Matthew Warner of Mania.com gave volumes 1 through 3 of Season II ratings between B+ and A−. In his review for volume 1, he felt the first part was a bit weak with "predictable and bland stories," but remarked positively on the volume's cover art and artwork in general, especially the character artwork. For the second volume, he said it was better focusing on two stories and while noting the second story with Koko was weaker, it still delivers "quite a few solid laughs" and helps develop her character. In his review for volume 3, he stated while it starts out slow, he really enjoyed the story with Mizore, specifically the character development and seeing the characters put aside their disagreements for a common goal: to save Mizore.

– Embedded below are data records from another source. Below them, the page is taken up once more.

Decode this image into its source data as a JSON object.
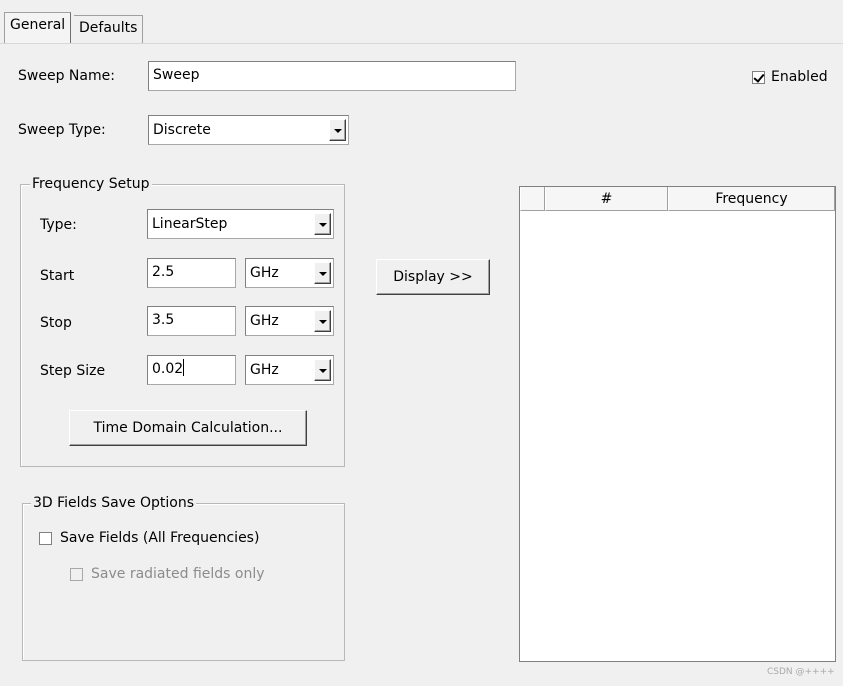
{
  "tabs": [
    {
      "label": "General",
      "active": true
    },
    {
      "label": "Defaults",
      "active": false
    }
  ],
  "sweep_name": {
    "label": "Sweep Name:",
    "value": "Sweep"
  },
  "enabled": {
    "label": "Enabled",
    "checked": true
  },
  "sweep_type": {
    "label": "Sweep Type:",
    "value": "Discrete"
  },
  "frequency_setup": {
    "title": "Frequency Setup",
    "type": {
      "label": "Type:",
      "value": "LinearStep"
    },
    "start": {
      "label": "Start",
      "value": "2.5",
      "unit": "GHz"
    },
    "stop": {
      "label": "Stop",
      "value": "3.5",
      "unit": "GHz"
    },
    "step_size": {
      "label": "Step Size",
      "value": "0.02",
      "unit": "GHz"
    },
    "time_domain_button": "Time Domain Calculation..."
  },
  "display_button": "Display >>",
  "frequency_table": {
    "columns": [
      "",
      "#",
      "Frequency"
    ],
    "rows": []
  },
  "fields_save_options": {
    "title": "3D Fields Save Options",
    "save_fields": {
      "label": "Save Fields (All Frequencies)",
      "checked": false
    },
    "save_radiated": {
      "label": "Save radiated fields only",
      "checked": false,
      "disabled": true
    }
  },
  "watermark": "CSDN @++++",
  "icons": {
    "dropdown": "chevron-down-icon",
    "checkmark": "checkmark-icon"
  },
  "colors": {
    "background": "#f0f0f0",
    "field": "#ffffff",
    "disabled_text": "#8c8c8c"
  }
}
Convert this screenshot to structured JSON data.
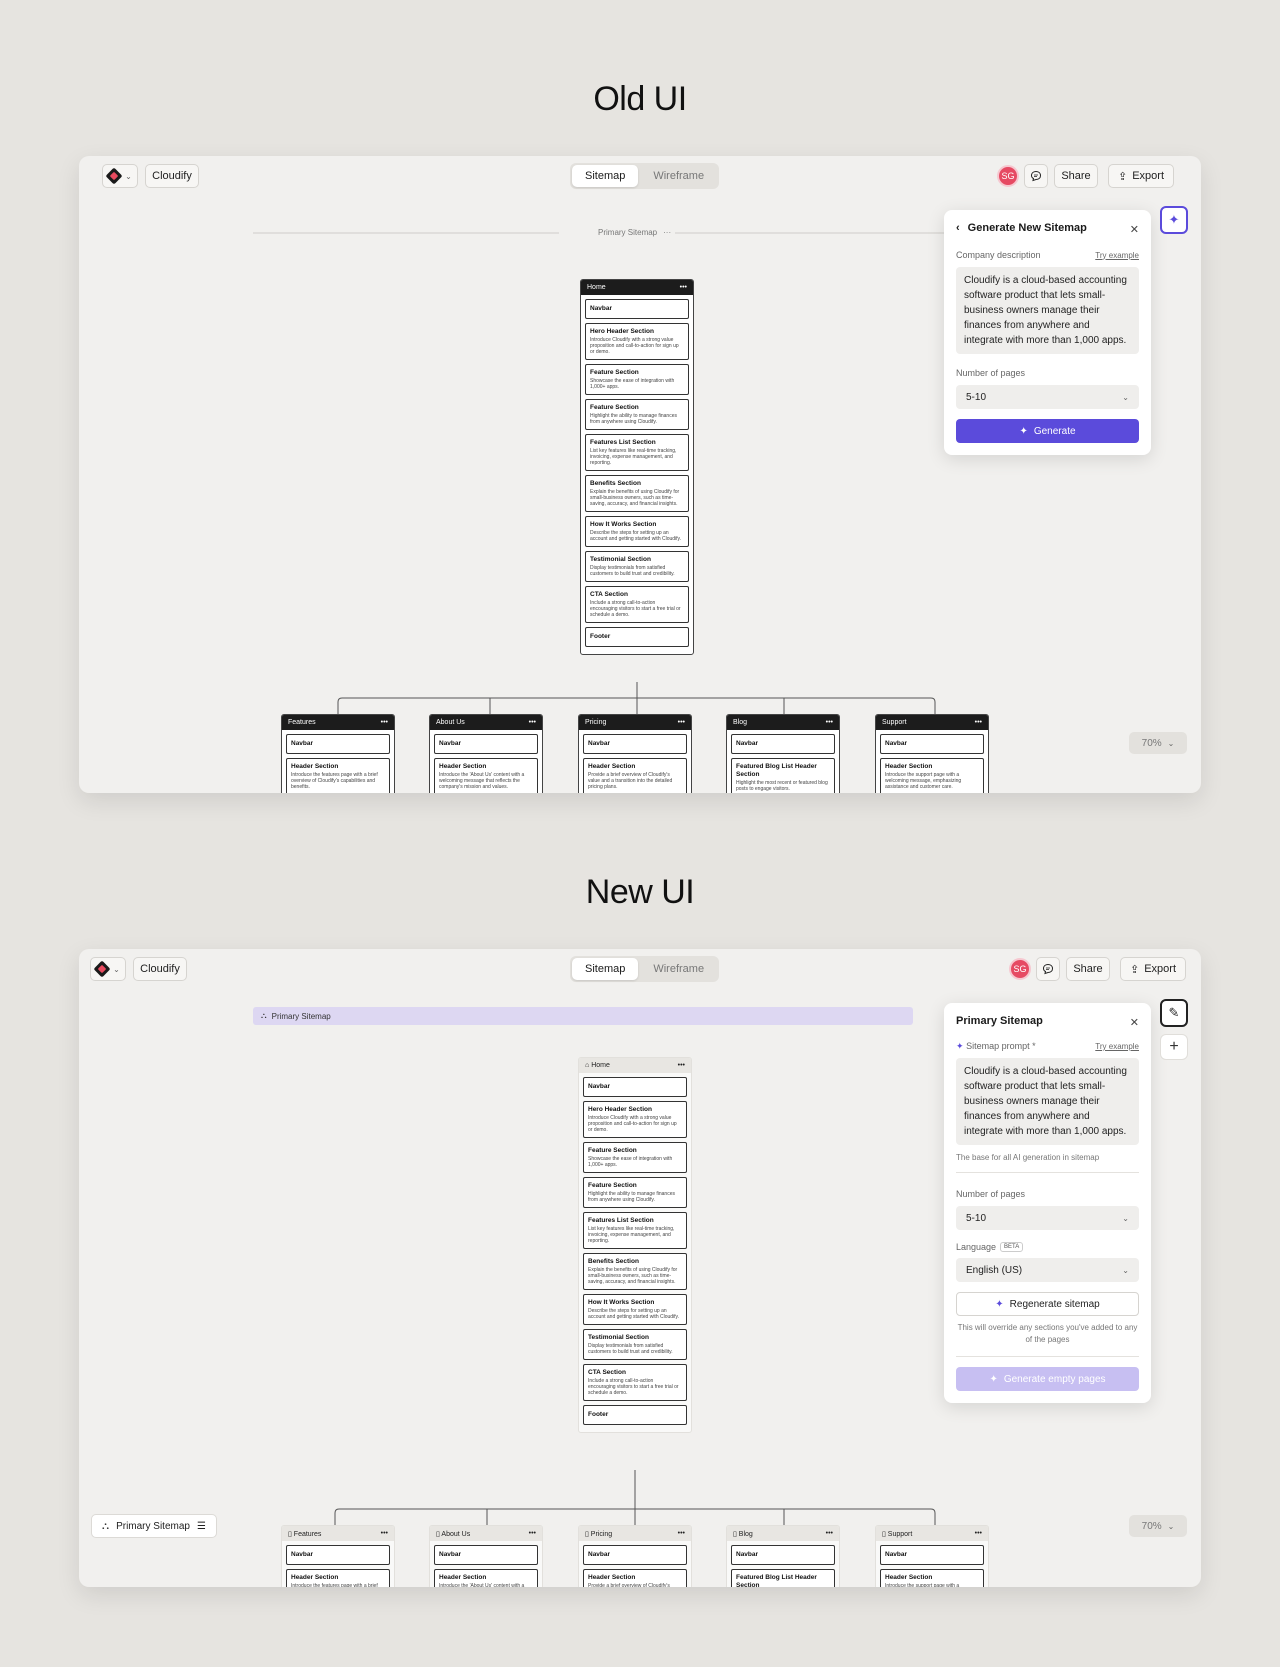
{
  "titles": {
    "old": "Old UI",
    "new": "New UI"
  },
  "toolbar": {
    "project": "Cloudify",
    "tabs": [
      "Sitemap",
      "Wireframe"
    ],
    "avatar": "SG",
    "share": "Share",
    "export": "Export",
    "zoom": "70%"
  },
  "canvas": {
    "sitemap_label": "Primary Sitemap",
    "bottom_pill": "Primary Sitemap"
  },
  "home": {
    "name": "Home",
    "sections": [
      {
        "title": "Navbar",
        "desc": ""
      },
      {
        "title": "Hero Header Section",
        "desc": "Introduce Cloudify with a strong value proposition and call-to-action for sign up or demo."
      },
      {
        "title": "Feature Section",
        "desc": "Showcase the ease of integration with 1,000+ apps."
      },
      {
        "title": "Feature Section",
        "desc": "Highlight the ability to manage finances from anywhere using Cloudify."
      },
      {
        "title": "Features List Section",
        "desc": "List key features like real-time tracking, invoicing, expense management, and reporting."
      },
      {
        "title": "Benefits Section",
        "desc": "Explain the benefits of using Cloudify for small-business owners, such as time-saving, accuracy, and financial insights."
      },
      {
        "title": "How It Works Section",
        "desc": "Describe the steps for setting up an account and getting started with Cloudify."
      },
      {
        "title": "Testimonial Section",
        "desc": "Display testimonials from satisfied customers to build trust and credibility."
      },
      {
        "title": "CTA Section",
        "desc": "Include a strong call-to-action encouraging visitors to start a free trial or schedule a demo."
      },
      {
        "title": "Footer",
        "desc": ""
      }
    ]
  },
  "children": [
    {
      "name": "Features",
      "sec": "Header Section",
      "desc": "Introduce the features page with a brief overview of Cloudify's capabilities and benefits."
    },
    {
      "name": "About Us",
      "sec": "Header Section",
      "desc": "Introduce the 'About Us' content with a welcoming message that reflects the company's mission and values."
    },
    {
      "name": "Pricing",
      "sec": "Header Section",
      "desc": "Provide a brief overview of Cloudify's value and a transition into the detailed pricing plans."
    },
    {
      "name": "Blog",
      "sec": "Featured Blog List Header Section",
      "desc": "Highlight the most recent or featured blog posts to engage visitors."
    },
    {
      "name": "Support",
      "sec": "Header Section",
      "desc": "Introduce the support page with a welcoming message, emphasizing assistance and customer care."
    }
  ],
  "child_navbar": "Navbar",
  "old_panel": {
    "title": "Generate New Sitemap",
    "desc_label": "Company description",
    "try_example": "Try example",
    "description": "Cloudify is a cloud-based accounting software product that lets small-business owners manage their finances from anywhere and integrate with more than 1,000 apps.",
    "pages_label": "Number of pages",
    "pages_value": "5-10",
    "generate": "Generate"
  },
  "new_panel": {
    "title": "Primary Sitemap",
    "prompt_label": "Sitemap prompt *",
    "try_example": "Try example",
    "description": "Cloudify is a cloud-based accounting software product that lets small-business owners manage their finances from anywhere and integrate with more than 1,000 apps.",
    "prompt_hint": "The base for all AI generation in sitemap",
    "pages_label": "Number of pages",
    "pages_value": "5-10",
    "language_label": "Language",
    "beta": "BETA",
    "language_value": "English (US)",
    "regenerate": "Regenerate sitemap",
    "regenerate_hint": "This will override any sections you've added to any of the pages",
    "generate_empty": "Generate empty pages"
  },
  "colors": {
    "accent": "#5b4bdb",
    "avatar": "#e64a63",
    "banner": "#ddd7f2"
  }
}
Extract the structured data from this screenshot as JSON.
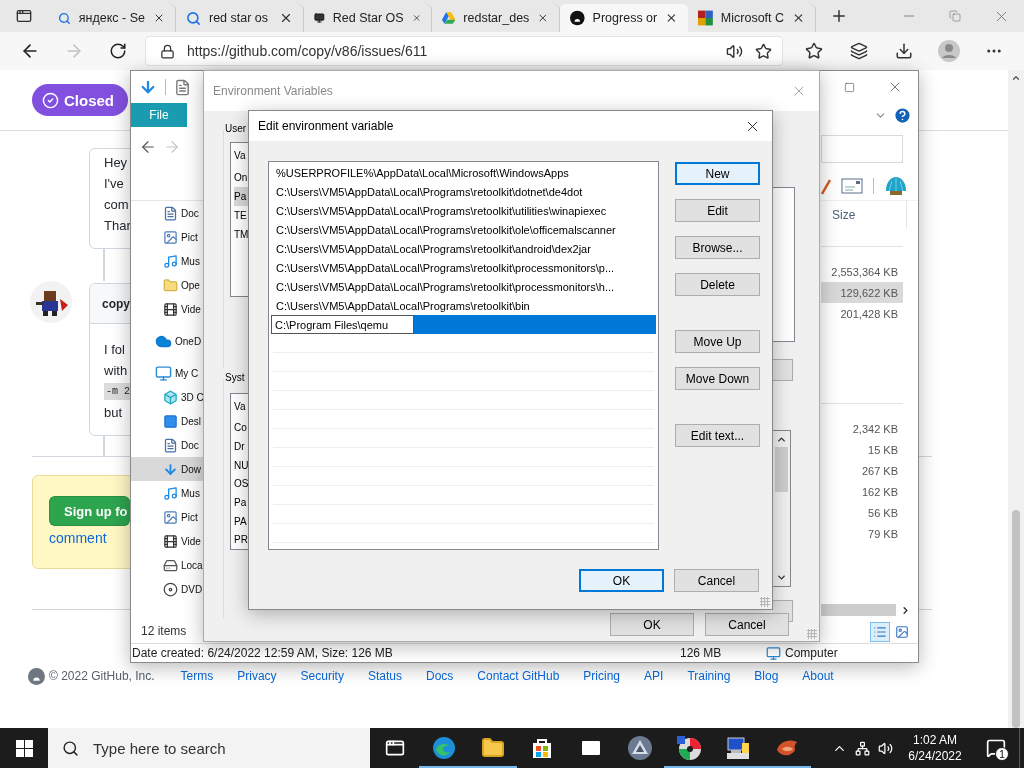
{
  "browser": {
    "tabs": [
      {
        "kind": "search",
        "title": "яндекс - Se",
        "selected": false
      },
      {
        "kind": "search",
        "title": "red star os",
        "selected": false
      },
      {
        "kind": "monitor",
        "title": "Red Star OS",
        "selected": false
      },
      {
        "kind": "drive",
        "title": "redstar_des",
        "selected": false
      },
      {
        "kind": "github",
        "title": "Progress or",
        "selected": true
      },
      {
        "kind": "office",
        "title": "Microsoft C",
        "selected": false
      }
    ],
    "url": "https://github.com/copy/v86/issues/611"
  },
  "issue": {
    "status": "Closed",
    "first_comment": [
      "Hey",
      "I've",
      "com",
      "Thar"
    ],
    "second_comment": {
      "author": "copy",
      "lines": [
        {
          "kind": "text",
          "text": "I fol"
        },
        {
          "kind": "text",
          "text": "with"
        },
        {
          "kind": "code",
          "text": "-m 2"
        },
        {
          "kind": "text",
          "text": "but"
        }
      ]
    },
    "signup": {
      "button": "Sign up fo",
      "link": "comment"
    }
  },
  "footer": {
    "copyright": "© 2022 GitHub, Inc.",
    "links": [
      "Terms",
      "Privacy",
      "Security",
      "Status",
      "Docs",
      "Contact GitHub",
      "Pricing",
      "API",
      "Training",
      "Blog",
      "About"
    ]
  },
  "explorer": {
    "ribbon_tab": "File",
    "quick_access": [
      {
        "kind": "documents",
        "label": "Doc",
        "selected": false
      },
      {
        "kind": "pictures",
        "label": "Pict",
        "selected": false
      },
      {
        "kind": "music",
        "label": "Mus",
        "selected": false
      },
      {
        "kind": "folder",
        "label": "Ope",
        "selected": false
      },
      {
        "kind": "videos",
        "label": "Vide",
        "selected": false
      }
    ],
    "tree": [
      {
        "kind": "cloud",
        "label": "OneD",
        "selected": false
      },
      {
        "kind": "computer",
        "label": "My C",
        "selected": false,
        "children": [
          {
            "kind": "cube",
            "label": "3D C",
            "selected": false
          },
          {
            "kind": "desktop",
            "label": "Desl",
            "selected": false
          },
          {
            "kind": "documents",
            "label": "Doc",
            "selected": false
          },
          {
            "kind": "downloads",
            "label": "Dow",
            "selected": true
          },
          {
            "kind": "music",
            "label": "Mus",
            "selected": false
          },
          {
            "kind": "pictures",
            "label": "Pict",
            "selected": false
          },
          {
            "kind": "videos",
            "label": "Vide",
            "selected": false
          },
          {
            "kind": "drive",
            "label": "Loca",
            "selected": false
          },
          {
            "kind": "disc",
            "label": "DVD",
            "selected": false
          }
        ]
      }
    ],
    "size_header": "Size",
    "size_groups": [
      [
        {
          "size": "2,553,364 KB",
          "selected": false
        },
        {
          "size": "129,622 KB",
          "selected": true
        },
        {
          "size": "201,428 KB",
          "selected": false
        }
      ],
      [
        {
          "size": "2,342 KB",
          "selected": false
        },
        {
          "size": "15 KB",
          "selected": false
        },
        {
          "size": "267 KB",
          "selected": false
        },
        {
          "size": "162 KB",
          "selected": false
        },
        {
          "size": "56 KB",
          "selected": false
        },
        {
          "size": "79 KB",
          "selected": false
        }
      ]
    ],
    "item_count": "12 items",
    "details": {
      "summary": "Date created: 6/24/2022 12:59 AM, Size: 126 MB",
      "size": "126 MB",
      "location": "Computer"
    }
  },
  "env_dialog": {
    "title": "Environment Variables",
    "user_label": "User",
    "user_header": "Va",
    "user_rows": [
      {
        "text": "On",
        "selected": false
      },
      {
        "text": "Pa",
        "selected": true
      },
      {
        "text": "TE",
        "selected": false
      },
      {
        "text": "TM",
        "selected": false
      }
    ],
    "system_label": "Syst",
    "system_header": "Va",
    "system_rows": [
      {
        "text": "Co",
        "selected": false
      },
      {
        "text": "Dr",
        "selected": false
      },
      {
        "text": "NU",
        "selected": false
      },
      {
        "text": "OS",
        "selected": false
      },
      {
        "text": "Pa",
        "selected": false
      },
      {
        "text": "PA",
        "selected": false
      },
      {
        "text": "PR",
        "selected": false
      }
    ],
    "buttons": [
      {
        "label": "OK",
        "focused": false
      },
      {
        "label": "Cancel",
        "focused": false
      }
    ]
  },
  "edit_dialog": {
    "title": "Edit environment variable",
    "entries": [
      "%USERPROFILE%\\AppData\\Local\\Microsoft\\WindowsApps",
      "C:\\Users\\VM5\\AppData\\Local\\Programs\\retoolkit\\dotnet\\de4dot",
      "C:\\Users\\VM5\\AppData\\Local\\Programs\\retoolkit\\utilities\\winapiexec",
      "C:\\Users\\VM5\\AppData\\Local\\Programs\\retoolkit\\ole\\officemalscanner",
      "C:\\Users\\VM5\\AppData\\Local\\Programs\\retoolkit\\android\\dex2jar",
      "C:\\Users\\VM5\\AppData\\Local\\Programs\\retoolkit\\processmonitors\\p...",
      "C:\\Users\\VM5\\AppData\\Local\\Programs\\retoolkit\\processmonitors\\h...",
      "C:\\Users\\VM5\\AppData\\Local\\Programs\\retoolkit\\bin"
    ],
    "editing": {
      "value": "C:\\Program Files\\qemu",
      "selected": true
    },
    "button_groups": [
      [
        {
          "label": "New",
          "focused": true
        },
        {
          "label": "Edit",
          "focused": false
        },
        {
          "label": "Browse...",
          "focused": false
        },
        {
          "label": "Delete",
          "focused": false
        }
      ],
      [
        {
          "label": "Move Up",
          "focused": false
        },
        {
          "label": "Move Down",
          "focused": false
        }
      ],
      [
        {
          "label": "Edit text...",
          "focused": false
        }
      ]
    ],
    "confirm": [
      {
        "label": "OK",
        "focused": true
      },
      {
        "label": "Cancel",
        "focused": false
      }
    ]
  },
  "taskbar": {
    "search_placeholder": "Type here to search",
    "apps": [
      {
        "kind": "task-view",
        "running": false
      },
      {
        "kind": "edge",
        "running": true
      },
      {
        "kind": "folder",
        "running": true
      },
      {
        "kind": "store",
        "running": false
      },
      {
        "kind": "mail",
        "running": false
      },
      {
        "kind": "triangle",
        "running": false
      },
      {
        "kind": "disc",
        "running": true
      },
      {
        "kind": "computer",
        "running": true
      },
      {
        "kind": "bird",
        "running": true
      }
    ],
    "time": "1:02 AM",
    "date": "6/24/2022",
    "notifications": "1"
  }
}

Leroy Douresseaux of Comic Book Bin gave volumes of Season II an A− rating. He opined the emphases on sexual innuendo, comparing it to Strawberry 100%, and that the series is like The Addams Family mixed with X-Men: "cool, creepy folks at a secret school where they can live and learn in a place free of the prejudice against them." In volume 11, he changed his overall view and deemed it solidly a battle manga.

YALSA included Rosario + Vampire, Vol.1 in its list of the 2013 Popular Paperbacks for Young Adults under the subcategory Boarding Schools to Summer Camps: Leaving home to find yourself.